On dit que cet état militaire, si disproportionné aux ressources du pays, est indispensable au maintien de l’ordre public, à cause des passions qui fermentent. Ce n’est rien moins qu’une accusation intentée à nos institutions libérales, et, si on veut les mettre en cause, qu’on le fasse ouvertement. Dire que la présence d’une armée de 275,000 à 300,000 hommes à l’intérieur, sans compter les troupes de l’Algérie, est la condition de l’ordre, c’est prétendre que la France n’a ni les lumières, ni les mœurs que supposent ses institutions, que la liberté est un sens qui manque à notre nation ; car, ainsi qu’on l’a justement écrit, l’ordre n’est autre chose que la liberté collective de la société. Le signe qu’un peuple a le gouvernement qu’il lui faut consiste dans un accord parfait entre les institutions politiques et le degré d’avancement des esprits ou les penchans du caractère national. Quand cet accord existe, l’édifice politique se tient debout sur ses bases, de lui-même, sans qu’on ait à l’étayer d’une grande force militaire. Le meilleur indice, le seul infaillible, que le tempérament d’une nation comporte la liberté dont l’investissent ses lois, c’est que la présence d’une force armée nombreuse n’y soit pas requise.
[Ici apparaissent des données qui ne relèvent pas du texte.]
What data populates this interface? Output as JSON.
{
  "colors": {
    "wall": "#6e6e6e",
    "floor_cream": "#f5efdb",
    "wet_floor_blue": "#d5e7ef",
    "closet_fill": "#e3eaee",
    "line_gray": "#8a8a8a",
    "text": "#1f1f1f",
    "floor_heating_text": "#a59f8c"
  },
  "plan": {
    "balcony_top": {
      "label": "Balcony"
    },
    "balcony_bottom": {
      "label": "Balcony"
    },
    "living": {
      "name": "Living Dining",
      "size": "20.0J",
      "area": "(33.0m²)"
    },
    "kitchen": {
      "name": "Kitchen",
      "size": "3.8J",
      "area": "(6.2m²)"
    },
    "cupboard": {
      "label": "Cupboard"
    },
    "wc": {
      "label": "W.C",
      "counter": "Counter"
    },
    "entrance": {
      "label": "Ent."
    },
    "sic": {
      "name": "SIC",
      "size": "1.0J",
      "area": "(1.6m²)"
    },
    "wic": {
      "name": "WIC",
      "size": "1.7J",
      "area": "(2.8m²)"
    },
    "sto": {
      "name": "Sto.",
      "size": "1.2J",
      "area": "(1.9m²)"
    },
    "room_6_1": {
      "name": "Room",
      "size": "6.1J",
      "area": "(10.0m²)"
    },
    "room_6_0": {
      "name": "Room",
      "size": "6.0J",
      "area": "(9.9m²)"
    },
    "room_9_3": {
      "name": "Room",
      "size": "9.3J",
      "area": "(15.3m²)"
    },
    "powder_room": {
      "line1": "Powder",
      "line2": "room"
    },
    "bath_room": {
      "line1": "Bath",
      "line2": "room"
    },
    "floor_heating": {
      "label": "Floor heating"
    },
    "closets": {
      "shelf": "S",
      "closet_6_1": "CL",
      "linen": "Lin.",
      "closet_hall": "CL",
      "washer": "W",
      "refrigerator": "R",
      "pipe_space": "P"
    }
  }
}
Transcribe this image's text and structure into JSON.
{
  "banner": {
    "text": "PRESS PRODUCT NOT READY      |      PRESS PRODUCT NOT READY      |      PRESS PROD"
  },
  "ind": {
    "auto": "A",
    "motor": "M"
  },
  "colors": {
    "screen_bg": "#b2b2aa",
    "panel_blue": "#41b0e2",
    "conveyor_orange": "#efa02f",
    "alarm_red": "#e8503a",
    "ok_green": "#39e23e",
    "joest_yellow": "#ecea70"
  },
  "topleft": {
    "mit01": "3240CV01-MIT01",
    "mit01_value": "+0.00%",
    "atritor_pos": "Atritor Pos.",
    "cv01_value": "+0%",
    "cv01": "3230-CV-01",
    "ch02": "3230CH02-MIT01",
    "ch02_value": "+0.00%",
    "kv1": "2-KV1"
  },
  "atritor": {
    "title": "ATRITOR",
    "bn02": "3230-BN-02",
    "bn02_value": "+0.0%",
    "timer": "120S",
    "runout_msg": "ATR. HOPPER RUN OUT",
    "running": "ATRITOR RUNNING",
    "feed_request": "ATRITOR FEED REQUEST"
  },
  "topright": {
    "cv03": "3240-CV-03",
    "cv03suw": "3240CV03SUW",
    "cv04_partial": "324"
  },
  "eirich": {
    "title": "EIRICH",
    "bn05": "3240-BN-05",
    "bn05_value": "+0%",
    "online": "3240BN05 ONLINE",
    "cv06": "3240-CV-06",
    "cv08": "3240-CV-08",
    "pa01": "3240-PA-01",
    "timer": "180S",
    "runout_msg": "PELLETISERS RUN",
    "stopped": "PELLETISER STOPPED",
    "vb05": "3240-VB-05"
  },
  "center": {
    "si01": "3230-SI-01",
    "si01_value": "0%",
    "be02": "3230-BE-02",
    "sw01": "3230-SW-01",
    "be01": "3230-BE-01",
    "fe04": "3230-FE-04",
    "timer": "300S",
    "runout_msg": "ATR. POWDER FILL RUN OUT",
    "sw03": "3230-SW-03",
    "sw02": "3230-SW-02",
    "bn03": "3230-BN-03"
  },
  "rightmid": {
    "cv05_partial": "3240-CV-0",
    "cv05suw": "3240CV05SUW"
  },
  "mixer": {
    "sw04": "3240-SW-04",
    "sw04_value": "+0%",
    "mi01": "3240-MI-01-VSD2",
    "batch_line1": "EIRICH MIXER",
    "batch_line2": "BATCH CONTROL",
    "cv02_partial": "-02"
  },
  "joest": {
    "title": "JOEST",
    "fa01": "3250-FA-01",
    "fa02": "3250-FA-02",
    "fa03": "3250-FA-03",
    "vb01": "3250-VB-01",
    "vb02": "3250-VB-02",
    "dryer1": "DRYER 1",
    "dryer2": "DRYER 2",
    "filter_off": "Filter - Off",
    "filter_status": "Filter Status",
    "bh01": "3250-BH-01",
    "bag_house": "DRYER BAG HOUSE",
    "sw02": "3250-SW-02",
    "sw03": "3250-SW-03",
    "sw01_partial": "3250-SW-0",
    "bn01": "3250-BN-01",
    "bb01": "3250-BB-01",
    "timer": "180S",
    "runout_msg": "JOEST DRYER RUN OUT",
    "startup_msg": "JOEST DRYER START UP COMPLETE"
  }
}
En Angleterre et aux États-Unis, la force armée est superflue à l’intérieur ; ces peuples n’ont donc rien de plus que la liberté qui leur convient. De même notre immense attirail d’infanterie, de cavalerie et d’artillerie, s’il était reconnu que l’ordre intérieur interdît d’en rien rabattre, attesterait que notre constitution politique nous accorde infiniment plus de liberté que nous n’en pouvons porter ; mais, si on ne soutient pas cette assertion, qu’on n’agisse pas non plus comme si c’était elle qui dût servir de base à la politique intérieure.

On se préoccupe d’une éventualité qu’amènera quelque jour le cours de la nature, et sur laquelle, en effet, il est utile que les hommes publics tiennent leur pensée fixée. On est fondé à espérer que c’est éloigné de nous encore. Toutes les apparences l’indiquent aux bons citoyens qui voudraient éterniser ce règne. Cependant, la Providence jugeât-elle à propos de consommer demain cette douloureuse séparation entre la France et l’auguste fondateur de la nouvelle dynastie, lorsqu’on a des cadres aussi parfaits, ce n’est pas l’affaire de beaucoup de temps que d’ajouter quarante ou cinquante mille hommes à la force publique, et nous ne serions pas pris au dépourvu.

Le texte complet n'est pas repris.